A falta de um plano para o período após 2030 leva a considerar que desloca-se a responsabilidade pela redução das emissões para as gerações futuras, infringindo o princípio da justiça intergeracional e limitando a liberdade dessas gerações. A situação impõe esforços desproporcionais no futuro, violando o princípio de distribuição equilibrada entre gerações (que irá ser abordado no ponto 3.2.). Assim se explica que o Tribunal tenha determinado que o Estado e a Administração têm a obrigação de adotar medidas antecipadas para proteger os direitos fundamentais e evitar prejuízos irreversíveis. 

3.1. Inconstitucionalidade decorrente de um prejuízo futuro. 

Dado que a transferência de encargos de redução de emissões para depois de 2030 é uma situação que impactará principalmente o futuro, seria correto afirmar que não há um dano presente? Por outras palavras, seria possível argumentar que, no momento atual, não há violação de direitos fundamentais, já que a lesão ainda não ocorreu? 

Em resposta a esta questão, o Tribunal Constitucional alemão entendeu que a existência de uma legislação vigente que direciona-se para um cenário problemático no futuro já torna essa preocupação relevante no presente, exigindo ação imediata. 

A legislação que permite níveis elevados de emissões até 2030 gera um risco significativo de consequências irreparáveis . Para evitar que esses danos se concretizem, o Tribunal destacou a necessidade de adoção de medidas preventivas imediatas. Reconhece-se, assim, o direito de contestar essa situação desde já, com base na obrigação da Administração proteger a vida e a saúde. 

3.2. O Princípio da Equidade Intergeracional 

Embora as observações a seguir não estejam expressas no acórdão analisado, é interessante destacar, para fins de comparação, que Portugal reconhece o direito fundamental ao meio ambiente como sendo autónomo, independente de outros direitos tais como o direito à vida, à saúde ou à integridade física. Esse reconhecimento facilita, em tese, a afirmação de um direito difuso ao ambiente, que abrange não apenas as gerações atuais, mas também as futuras.
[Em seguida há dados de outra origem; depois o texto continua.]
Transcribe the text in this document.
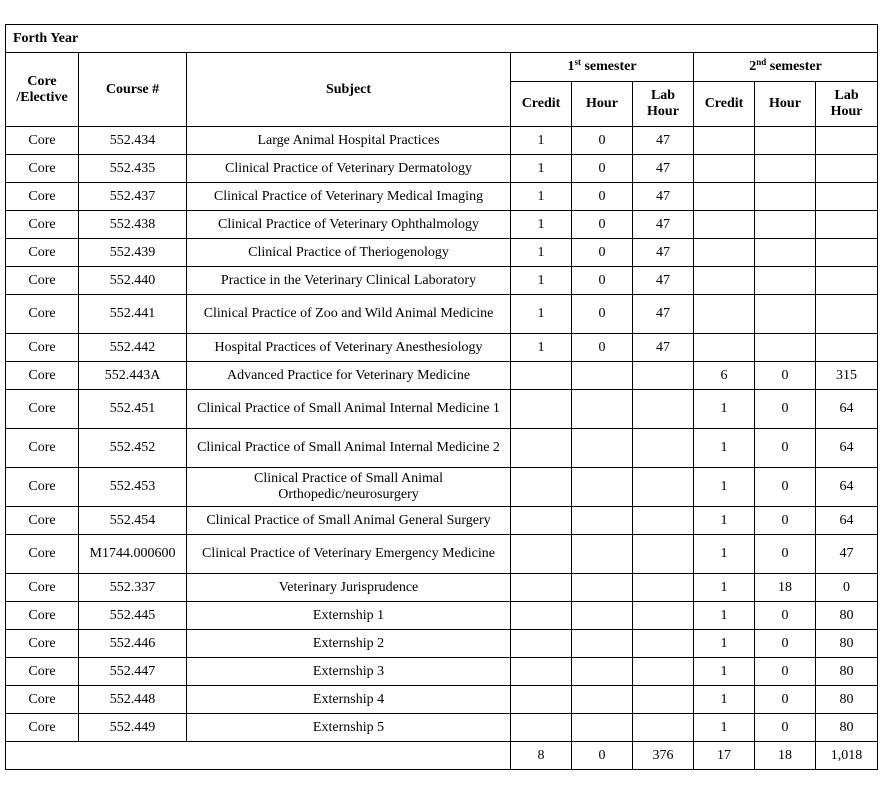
Forth Year								
Core /Elective	Course #	Subject	1st semester			2nd semester		
			Credit	Hour	Lab Hour	Credit	Hour	Lab Hour
Core	552.434	Large Animal Hospital Practices	1	0	47			
Core	552.435	Clinical Practice of Veterinary Dermatology	1	0	47			
Core	552.437	Clinical Practice of Veterinary Medical Imaging	1	0	47			
Core	552.438	Clinical Practice of Veterinary Ophthalmology	1	0	47			
Core	552.439	Clinical Practice of Theriogenology	1	0	47			
Core	552.440	Practice in the Veterinary Clinical Laboratory	1	0	47			
Core	552.441	Clinical Practice of Zoo and Wild Animal Medicine	1	0	47			
Core	552.442	Hospital Practices of Veterinary Anesthesiology	1	0	47			
Core	552.443A	Advanced Practice for Veterinary Medicine				6	0	315
Core	552.451	Clinical Practice of Small Animal Internal Medicine 1				1	0	64
Core	552.452	Clinical Practice of Small Animal Internal Medicine 2				1	0	64
Core	552.453	Clinical Practice of Small Animal Orthopedic/neurosurgery				1	0	64
Core	552.454	Clinical Practice of Small Animal General Surgery				1	0	64
Core	M1744.000600	Clinical Practice of Veterinary Emergency Medicine				1	0	47
Core	552.337	Veterinary Jurisprudence				1	18	0
Core	552.445	Externship 1				1	0	80
Core	552.446	Externship 2				1	0	80
Core	552.447	Externship 3				1	0	80
Core	552.448	Externship 4				1	0	80
Core	552.449	Externship 5				1	0	80
			8	0	376	17	18	1,018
Este entendimento é reforçado pelo princípio da equidade intergeracional, consagrado no artigo 9.º da Constituição Portuguesa. 

Segundo Edith Brown Weiss , na sua Teoria da equidade intergeracional, o princípio baseia-se em três premissas principais: 

a) Princípio da conservação das opções – Este princípio estabelece que cada geração tem a obrigação de preservar a diversidade dos recursos naturais e culturais, garantindo que as gerações futuras disponham de um leque amplo de opções para resolver os seus próprios desafios, sem limitações indevidas;

b) Princípio da conservação da qualidade – Este princípio determina que a qualidade do planeta deve ser preservada de forma a que este seja transmitido, às gerações futuras, num estado não inferior ao que a geração atual recebeu. Assim, cabe a cada geração assegurar que as gerações futuras possam usufruir de um planeta com qualidade semelhante àquela usufruída pelas gerações anteriores. 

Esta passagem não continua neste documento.